# we are going to be parents.



## angel_lass (Sep 10, 2008)

Omg I cannot believe we came this far we were approved today for one child 0-2   we are both so happy. Panel members were lovely but God was I nervous I came out in a rash   that has never happened to me before and I have been through some serious stuff in my life lol    . Good luck to all those waiting to go, now the hard but.......waiting   x


----------



## Miny Moo (Jan 13, 2011)

Congratulations, hope you are not waiting to long to find your LO X


----------



## Primmer (May 1, 2012)

Congrats - enjoy your celebrations and hope you can get matched quickly


----------



## becs40 (Apr 9, 2013)

Congratulations! You must be so excited. 

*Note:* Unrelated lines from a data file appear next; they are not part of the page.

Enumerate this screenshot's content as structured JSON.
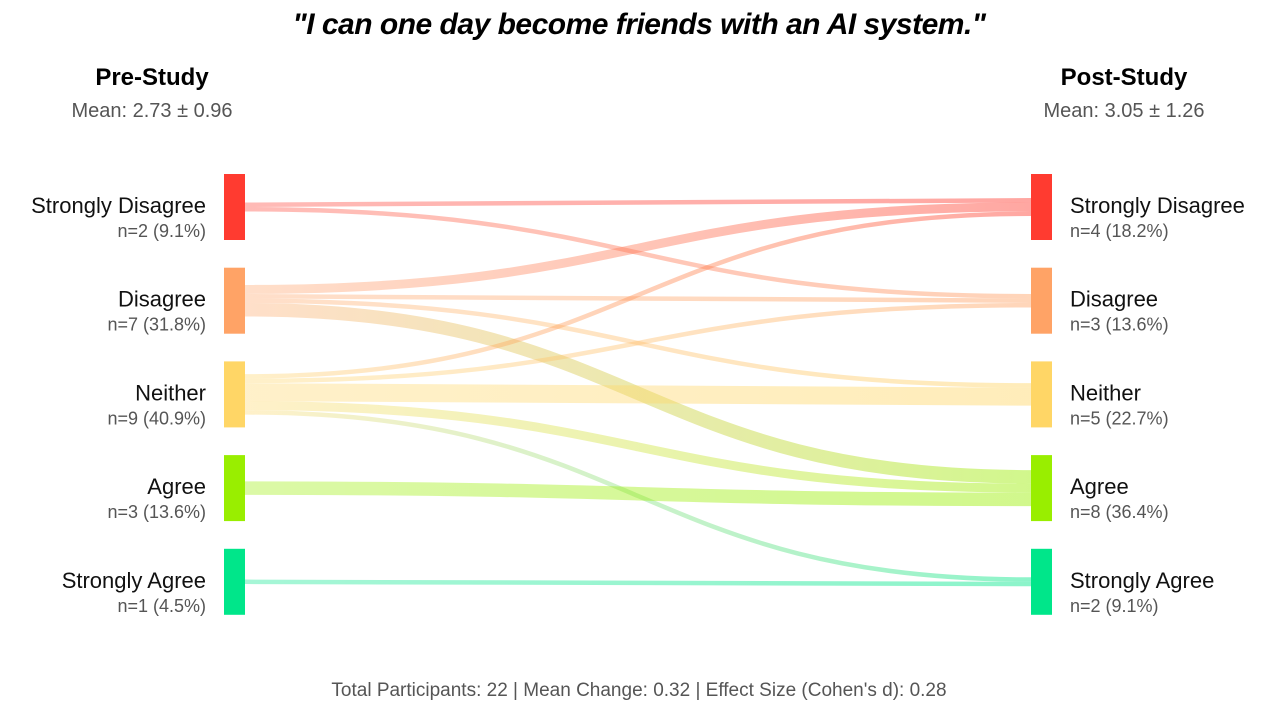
{
  "chart_data": {
    "type": "sankey",
    "title": "\"I can one day become friends with an AI system.\"",
    "left": {
      "title": "Pre-Study",
      "mean_label": "Mean: 2.73 ± 0.96",
      "nodes": [
        {
          "name": "Strongly Disagree",
          "count_label": "n=2 (9.1%)",
          "count": 2
        },
        {
          "name": "Disagree",
          "count_label": "n=7 (31.8%)",
          "count": 7
        },
        {
          "name": "Neither",
          "count_label": "n=9 (40.9%)",
          "count": 9
        },
        {
          "name": "Agree",
          "count_label": "n=3 (13.6%)",
          "count": 3
        },
        {
          "name": "Strongly Agree",
          "count_label": "n=1 (4.5%)",
          "count": 1
        }
      ]
    },
    "right": {
      "title": "Post-Study",
      "mean_label": "Mean: 3.05 ± 1.26",
      "nodes": [
        {
          "name": "Strongly Disagree",
          "count_label": "n=4 (18.2%)",
          "count": 4
        },
        {
          "name": "Disagree",
          "count_label": "n=3 (13.6%)",
          "count": 3
        },
        {
          "name": "Neither",
          "count_label": "n=5 (22.7%)",
          "count": 5
        },
        {
          "name": "Agree",
          "count_label": "n=8 (36.4%)",
          "count": 8
        },
        {
          "name": "Strongly Agree",
          "count_label": "n=2 (9.1%)",
          "count": 2
        }
      ]
    },
    "flows": [
      {
        "from": 0,
        "to": 0,
        "value": 1
      },
      {
        "from": 0,
        "to": 1,
        "value": 1
      },
      {
        "from": 1,
        "to": 0,
        "value": 2
      },
      {
        "from": 1,
        "to": 1,
        "value": 1
      },
      {
        "from": 1,
        "to": 2,
        "value": 1
      },
      {
        "from": 1,
        "to": 3,
        "value": 3
      },
      {
        "from": 2,
        "to": 0,
        "value": 1
      },
      {
        "from": 2,
        "to": 1,
        "value": 1
      },
      {
        "from": 2,
        "to": 2,
        "value": 4
      },
      {
        "from": 2,
        "to": 3,
        "value": 2
      },
      {
        "from": 2,
        "to": 4,
        "value": 1
      },
      {
        "from": 3,
        "to": 3,
        "value": 3
      },
      {
        "from": 4,
        "to": 4,
        "value": 1
      }
    ],
    "colors": [
      "#ff3b30",
      "#ffa366",
      "#ffd666",
      "#99ee00",
      "#00e68a"
    ],
    "footer": "Total Participants: 22 | Mean Change: 0.32 | Effect Size (Cohen's d): 0.28"
  }
}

I'm just sat here nervously waiting for our initial sw visit to see if we can go forward. Nervous enough at this let alone panel. Hope you're matched quickly.


----------



## Cornish pixie (Jan 31, 2014)

Congrats, hope your wait isn't too long x


----------



## mamu (Mar 16, 2013)

That's fantastic! Congratulations!!


----------



## Macgyver (Oct 27, 2008)

Congratulations angel-lass


----------



## oliver222 (Oct 8, 2009)

Congrats hope you get a match quickly.


----------



## tigerbabe (May 26, 2011)

congrats  feels great being approved doesn't it? now the waiting game x


----------



## Mummy DIY Diva (Feb 18, 2012)

Fabulous news Mummy in waiting x x x


----------



## Belliboo (Dec 23, 2007)

Congratulations hope your not kept waiting long for a match xx


----------



## Waiting_patiently (Dec 4, 2013)

Wow congratulations, enjoy the celebrating  xx


----------



## flickJ (Feb 9, 2012)

Congratulations,  fabulous news,  hope you get a match soon


----------